The IDF is revamping its medical profile guidelines determining which individual is fit to serve in which unit. The changes, which will go into effect in 2019, include the compulsive enlistment of HIV carriers. Other changes include new rules regarding whether an individual is designated to serve in a combat or rear unit. These are the first such changes in the IDF guidelines since 2005.
The Head of Planning in the IDF Medical Corps, Major Dr. Andrei Lubrovski, said that “these guidelines must be kept up-to-date and relevant. We’ve understood that we have the tools and capabilities to enable additional populations to join the ranks of the IDF, and that it is our duty to adapt ourselves to the developing world of medicine.”
Which is why, Lubrovski added, “we will also recruit HIV-positive people. Instead of having to volunteer under specific and detailed conditions, we have defined a number of criteria that, if met, can justify their compulsory recruitment.”
“The carriers of the gene who are treated regularly and show responsiveness and progress throughout the treatment with good results from the tests, will receive a medical profile of 45 points (out of 97 points for men) and will be able to serve in any role within the given profile, while being monitored by the epidemiological section of the army’s health system.”
Another change concerns the population of recruits who, as children, contracted a malignant disease such as cancer.

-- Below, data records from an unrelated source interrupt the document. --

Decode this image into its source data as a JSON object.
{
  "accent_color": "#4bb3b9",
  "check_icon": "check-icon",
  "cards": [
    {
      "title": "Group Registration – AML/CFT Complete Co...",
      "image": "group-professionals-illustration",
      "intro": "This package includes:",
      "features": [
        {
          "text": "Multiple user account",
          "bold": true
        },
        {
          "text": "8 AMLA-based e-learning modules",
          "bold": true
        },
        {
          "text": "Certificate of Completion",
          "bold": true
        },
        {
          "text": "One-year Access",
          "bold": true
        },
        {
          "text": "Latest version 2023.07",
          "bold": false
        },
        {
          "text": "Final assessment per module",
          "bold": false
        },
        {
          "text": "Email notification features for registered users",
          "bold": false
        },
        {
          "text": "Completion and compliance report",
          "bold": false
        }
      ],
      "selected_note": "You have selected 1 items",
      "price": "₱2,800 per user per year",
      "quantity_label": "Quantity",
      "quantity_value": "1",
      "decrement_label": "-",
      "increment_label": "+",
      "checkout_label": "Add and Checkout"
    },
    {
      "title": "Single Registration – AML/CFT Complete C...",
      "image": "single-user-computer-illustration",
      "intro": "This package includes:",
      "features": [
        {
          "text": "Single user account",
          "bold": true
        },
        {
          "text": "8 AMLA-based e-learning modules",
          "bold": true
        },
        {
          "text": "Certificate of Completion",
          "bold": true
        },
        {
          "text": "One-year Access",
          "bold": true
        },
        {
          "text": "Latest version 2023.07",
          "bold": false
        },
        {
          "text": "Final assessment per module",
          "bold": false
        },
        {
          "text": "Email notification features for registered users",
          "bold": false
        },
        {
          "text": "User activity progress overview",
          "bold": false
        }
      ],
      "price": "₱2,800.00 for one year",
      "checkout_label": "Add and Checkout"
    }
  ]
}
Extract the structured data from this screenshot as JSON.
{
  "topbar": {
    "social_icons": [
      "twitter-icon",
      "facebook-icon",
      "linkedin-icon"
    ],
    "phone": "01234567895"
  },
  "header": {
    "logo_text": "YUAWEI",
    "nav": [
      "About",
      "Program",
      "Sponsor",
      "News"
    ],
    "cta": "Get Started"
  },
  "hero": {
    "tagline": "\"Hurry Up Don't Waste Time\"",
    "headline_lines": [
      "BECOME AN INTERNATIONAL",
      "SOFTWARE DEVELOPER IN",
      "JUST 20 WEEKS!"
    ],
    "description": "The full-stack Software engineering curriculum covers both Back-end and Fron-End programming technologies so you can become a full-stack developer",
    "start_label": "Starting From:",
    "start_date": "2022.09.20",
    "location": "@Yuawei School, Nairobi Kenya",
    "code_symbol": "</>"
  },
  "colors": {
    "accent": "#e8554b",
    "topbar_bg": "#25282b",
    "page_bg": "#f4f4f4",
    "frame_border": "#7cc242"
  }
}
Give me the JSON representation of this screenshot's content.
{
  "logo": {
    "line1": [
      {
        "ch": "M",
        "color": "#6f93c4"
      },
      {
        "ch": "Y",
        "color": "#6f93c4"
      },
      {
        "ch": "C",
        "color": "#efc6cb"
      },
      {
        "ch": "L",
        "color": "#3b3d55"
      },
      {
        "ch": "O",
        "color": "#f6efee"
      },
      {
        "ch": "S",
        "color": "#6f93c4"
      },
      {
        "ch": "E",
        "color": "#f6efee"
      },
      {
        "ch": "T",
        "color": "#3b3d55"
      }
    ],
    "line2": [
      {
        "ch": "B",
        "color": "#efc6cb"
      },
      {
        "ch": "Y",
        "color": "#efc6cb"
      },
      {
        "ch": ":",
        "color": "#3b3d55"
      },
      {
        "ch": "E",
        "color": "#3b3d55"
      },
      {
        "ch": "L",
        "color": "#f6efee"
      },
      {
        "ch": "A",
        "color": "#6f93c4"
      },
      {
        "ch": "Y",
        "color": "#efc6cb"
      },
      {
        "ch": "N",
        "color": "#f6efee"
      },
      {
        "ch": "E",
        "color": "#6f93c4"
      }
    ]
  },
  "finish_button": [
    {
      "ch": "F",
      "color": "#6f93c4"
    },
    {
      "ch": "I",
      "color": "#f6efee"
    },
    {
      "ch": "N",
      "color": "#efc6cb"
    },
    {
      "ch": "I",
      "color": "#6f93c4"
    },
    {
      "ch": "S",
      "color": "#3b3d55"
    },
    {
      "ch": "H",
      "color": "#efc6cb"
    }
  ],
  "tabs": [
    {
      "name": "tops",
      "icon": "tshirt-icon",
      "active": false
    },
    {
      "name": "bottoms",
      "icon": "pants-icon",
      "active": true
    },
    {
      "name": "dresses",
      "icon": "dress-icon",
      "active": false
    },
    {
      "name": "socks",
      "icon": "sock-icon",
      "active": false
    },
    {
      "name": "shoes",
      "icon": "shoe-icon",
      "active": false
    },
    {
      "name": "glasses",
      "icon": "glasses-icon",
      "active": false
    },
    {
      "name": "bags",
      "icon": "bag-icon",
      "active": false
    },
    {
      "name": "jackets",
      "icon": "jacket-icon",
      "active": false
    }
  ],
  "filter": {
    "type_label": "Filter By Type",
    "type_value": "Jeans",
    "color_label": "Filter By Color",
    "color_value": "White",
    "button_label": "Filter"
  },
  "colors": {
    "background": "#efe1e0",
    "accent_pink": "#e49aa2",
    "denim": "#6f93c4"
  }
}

“The perception until now was that someone who had cancer in the past is not fit to serve in combat service,” Lubrovski explained, noting: “We’ve reached the conclusion that we are missing out on a potential population of quality fighters. Therefore, we decided that a person who has recovered from his illness in the five years prior to his first enlistment notice (delivered by one’s 17th birthday), receive a 72-point profile and be able to reach any combat unit that requires a Rifleman 03 rating.”
Another change: overweight recruits will be allowed to undergo stomach-shortening surgery, go on a six-month leave and then be reevaluated as potential combat recruits.
“This change will be felt,” the planning director stressed. “It opens up options for thousands of people to serve as fighters, and will increase the percentage of recruits in combat outfits significantly.”
“Moreover,” he said, “from a moral point of view, this is an important step that shows that the army is really flexible to accept all its members.”